Publié le par cercledeburrunz.over-blog.fr


La LGV Sud-Est empruntera la ligne ferroviaire actuelle : (Sud-Ouest, du 27 novembre 2009)

L'association d'Urrugne Orain'ta Gero planche depuis plusieurs semaines sur le sujet. Elle s'appuie sur l'exemple de la LGV Sud-Est pour mieux défendre les intérêts et l'équilibre du Pays basque. Car à l'Est, il y a du nouveau depuis le mois de juin. Le ministre de l'Environnement Jean-Louis Borloo et son collègue des Transports, Dominique Bussereau, ont cosigné un courrier aux élus du Sud-Est précisant notamment que le projet LGV Paca « devait s'inscrire dans le respect d'un territoire très contraint avec son relief et ses espaces naturels. Il empruntera les lignes ou emprises existantes ». Une pierre à l'édifice des opposants à la LGV au sud de Bayonne.

Cette décision fait suite à un combat de longue haleine mené par les élus du Sud-Est pour défendre leur territoire face aux cicatrices qu'entraînerait le passage d'une ligne nouvelle. Le périmètre d'études choisi par Réseau ferré de France a ainsi été revu et corrigé pour éviter une zone sensible sur le plan environnemental, le massif de la Sainte-Victoire, ainsi que les vignobles du pays d'Aix et les coteaux varois.

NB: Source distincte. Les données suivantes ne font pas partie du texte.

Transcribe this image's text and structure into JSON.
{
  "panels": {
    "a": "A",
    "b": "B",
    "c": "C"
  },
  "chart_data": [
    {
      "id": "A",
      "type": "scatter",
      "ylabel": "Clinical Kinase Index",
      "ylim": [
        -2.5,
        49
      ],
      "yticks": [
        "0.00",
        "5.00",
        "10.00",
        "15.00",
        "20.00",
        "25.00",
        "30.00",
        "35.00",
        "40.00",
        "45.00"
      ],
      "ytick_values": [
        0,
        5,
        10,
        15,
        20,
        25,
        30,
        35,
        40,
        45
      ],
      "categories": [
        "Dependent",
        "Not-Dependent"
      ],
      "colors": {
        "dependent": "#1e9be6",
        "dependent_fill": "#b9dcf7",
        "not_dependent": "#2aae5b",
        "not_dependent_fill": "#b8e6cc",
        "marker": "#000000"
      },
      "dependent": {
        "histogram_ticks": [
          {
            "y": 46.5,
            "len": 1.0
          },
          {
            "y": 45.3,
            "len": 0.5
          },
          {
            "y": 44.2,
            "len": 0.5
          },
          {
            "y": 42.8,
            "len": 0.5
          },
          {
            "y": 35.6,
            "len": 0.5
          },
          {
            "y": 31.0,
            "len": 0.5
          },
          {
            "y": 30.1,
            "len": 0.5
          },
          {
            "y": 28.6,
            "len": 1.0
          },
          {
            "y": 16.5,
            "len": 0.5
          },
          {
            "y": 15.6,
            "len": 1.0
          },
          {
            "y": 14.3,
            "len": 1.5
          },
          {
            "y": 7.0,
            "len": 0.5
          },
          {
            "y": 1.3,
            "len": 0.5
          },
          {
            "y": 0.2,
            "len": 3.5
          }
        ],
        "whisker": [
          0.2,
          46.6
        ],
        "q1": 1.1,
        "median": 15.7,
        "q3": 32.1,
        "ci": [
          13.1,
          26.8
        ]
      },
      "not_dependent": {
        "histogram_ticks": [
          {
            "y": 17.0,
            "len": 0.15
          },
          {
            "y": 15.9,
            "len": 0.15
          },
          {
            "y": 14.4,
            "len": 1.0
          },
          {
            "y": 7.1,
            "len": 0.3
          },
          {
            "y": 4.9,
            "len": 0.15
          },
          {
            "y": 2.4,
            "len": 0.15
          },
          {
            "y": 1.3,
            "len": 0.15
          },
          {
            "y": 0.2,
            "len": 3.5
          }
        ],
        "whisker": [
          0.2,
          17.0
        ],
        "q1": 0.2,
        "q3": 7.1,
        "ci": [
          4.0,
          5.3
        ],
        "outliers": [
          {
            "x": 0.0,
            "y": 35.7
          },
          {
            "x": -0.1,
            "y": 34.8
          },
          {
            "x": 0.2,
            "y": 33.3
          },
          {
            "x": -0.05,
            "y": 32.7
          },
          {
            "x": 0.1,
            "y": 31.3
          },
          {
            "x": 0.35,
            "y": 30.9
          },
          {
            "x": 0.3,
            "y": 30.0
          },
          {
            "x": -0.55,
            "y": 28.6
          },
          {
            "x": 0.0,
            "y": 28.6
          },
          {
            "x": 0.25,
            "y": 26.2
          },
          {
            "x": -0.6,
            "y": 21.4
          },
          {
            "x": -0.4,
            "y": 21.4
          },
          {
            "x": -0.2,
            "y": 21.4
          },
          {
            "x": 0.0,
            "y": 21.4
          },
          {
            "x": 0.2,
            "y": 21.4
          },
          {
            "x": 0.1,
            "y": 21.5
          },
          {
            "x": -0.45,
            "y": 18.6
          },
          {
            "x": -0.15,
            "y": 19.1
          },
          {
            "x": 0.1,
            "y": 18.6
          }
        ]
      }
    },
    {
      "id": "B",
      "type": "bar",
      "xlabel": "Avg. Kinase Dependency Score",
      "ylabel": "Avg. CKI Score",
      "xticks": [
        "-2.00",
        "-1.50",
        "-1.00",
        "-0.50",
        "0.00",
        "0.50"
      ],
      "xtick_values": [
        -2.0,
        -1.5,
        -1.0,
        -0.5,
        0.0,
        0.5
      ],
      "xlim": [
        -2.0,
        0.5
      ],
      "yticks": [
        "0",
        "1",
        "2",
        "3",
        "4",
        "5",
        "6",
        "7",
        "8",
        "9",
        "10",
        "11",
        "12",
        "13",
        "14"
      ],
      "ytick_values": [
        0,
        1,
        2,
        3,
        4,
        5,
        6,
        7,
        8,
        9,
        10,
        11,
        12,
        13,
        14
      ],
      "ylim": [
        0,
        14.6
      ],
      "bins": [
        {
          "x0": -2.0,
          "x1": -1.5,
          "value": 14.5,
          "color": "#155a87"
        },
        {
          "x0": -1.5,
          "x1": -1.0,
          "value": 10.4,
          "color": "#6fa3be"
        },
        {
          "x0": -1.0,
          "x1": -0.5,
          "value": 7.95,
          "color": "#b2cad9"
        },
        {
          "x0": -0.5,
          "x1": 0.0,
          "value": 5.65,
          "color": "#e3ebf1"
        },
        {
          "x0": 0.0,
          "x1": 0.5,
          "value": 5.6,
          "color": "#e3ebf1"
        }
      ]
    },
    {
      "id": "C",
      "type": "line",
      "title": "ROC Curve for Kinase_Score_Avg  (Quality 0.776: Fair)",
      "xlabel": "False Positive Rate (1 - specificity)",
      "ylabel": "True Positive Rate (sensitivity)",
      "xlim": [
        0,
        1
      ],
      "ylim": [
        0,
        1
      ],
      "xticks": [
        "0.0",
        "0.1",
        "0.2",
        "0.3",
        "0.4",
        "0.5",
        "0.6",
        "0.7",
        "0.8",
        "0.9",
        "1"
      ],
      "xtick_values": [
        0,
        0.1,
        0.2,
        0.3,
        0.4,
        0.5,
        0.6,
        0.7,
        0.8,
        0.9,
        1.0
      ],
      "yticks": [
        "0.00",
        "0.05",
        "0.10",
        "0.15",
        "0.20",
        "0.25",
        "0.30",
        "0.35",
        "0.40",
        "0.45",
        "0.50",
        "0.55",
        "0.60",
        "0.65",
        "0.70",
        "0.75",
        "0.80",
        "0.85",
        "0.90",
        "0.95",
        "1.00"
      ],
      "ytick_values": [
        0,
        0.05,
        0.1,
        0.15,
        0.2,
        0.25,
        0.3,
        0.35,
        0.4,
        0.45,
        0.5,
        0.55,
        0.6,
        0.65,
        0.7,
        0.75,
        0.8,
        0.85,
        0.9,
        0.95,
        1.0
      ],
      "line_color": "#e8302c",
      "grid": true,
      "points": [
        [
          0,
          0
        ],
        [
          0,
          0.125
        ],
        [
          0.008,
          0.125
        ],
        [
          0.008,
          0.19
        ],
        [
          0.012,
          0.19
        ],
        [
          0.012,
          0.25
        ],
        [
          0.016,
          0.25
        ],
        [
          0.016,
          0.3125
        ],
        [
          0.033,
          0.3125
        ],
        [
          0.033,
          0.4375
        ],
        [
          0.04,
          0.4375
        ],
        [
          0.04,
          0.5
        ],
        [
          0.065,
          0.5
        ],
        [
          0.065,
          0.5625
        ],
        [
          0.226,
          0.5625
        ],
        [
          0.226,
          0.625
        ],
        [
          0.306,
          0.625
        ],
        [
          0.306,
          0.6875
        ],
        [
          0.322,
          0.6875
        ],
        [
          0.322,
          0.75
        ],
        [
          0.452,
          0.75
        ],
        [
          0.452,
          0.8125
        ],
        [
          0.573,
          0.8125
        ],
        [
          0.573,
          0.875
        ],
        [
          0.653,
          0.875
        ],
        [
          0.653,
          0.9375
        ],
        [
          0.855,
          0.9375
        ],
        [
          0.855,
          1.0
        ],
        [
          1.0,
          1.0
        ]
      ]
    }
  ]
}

« Nous trouvons un grand nombre de similitudes entre la LGV Sud-Est et la polémique que le projet fait naître sur la Côte basque », notent, de concert, Daniel Irazoqui et Jean-Pierre Laborde.


Hier matin, les membres de l'association d'Urrugne ont déclaré qu'ils allaient transmettre leurs informations à Michel Hiriart, président de la Communauté de communes Sud Pays Basque, notamment le rapport réalisé par un médiateur sur la LGV Paca.

Toujours sous la pression des élus de Provence-Alpes-Côte d'Azur, à commencer par Hubert Falco, Jean-Claude Gaudin ou Maryse Joissains-Masini, maire d'Aix-en-Provence et de la communauté des Pays d'Aix, un médiateur a été nommé en février 2009 par l'État (ministères de l'Environnement et des Transports) pour « identifier les points d'accord et analyser les divergences des parties prenantes ». Un ingénieur des Ponts et Chaussées a ainsi rendu un rapport de 45 pages en juin, dont l'État a tenu compte pour modifier le tracé initialement étudié par RFF, et privilégier la voie actuelle. « Les deux projets ont comme objectif le développement du transfrontalier : continuité de l'arc méditerranéen pour la LGV Sud-Est, liaison avec l'Espagne pour la LGV Sud-Ouest, ainsi que l'amélioration du trafic TGV vers des régions excentrées, la côte d'Azur et la Côte basque », soulignent les membres d'Orain'ta Gero pour mieux illustrer la comparaison. Quant au fret, le médiateur démontre que RFF avait surestimé la demande. « On a besoin d'un contre-pouvoir par rapport à RFF », insistent Daniel Irazoqui et Jean-Pierre Laborde.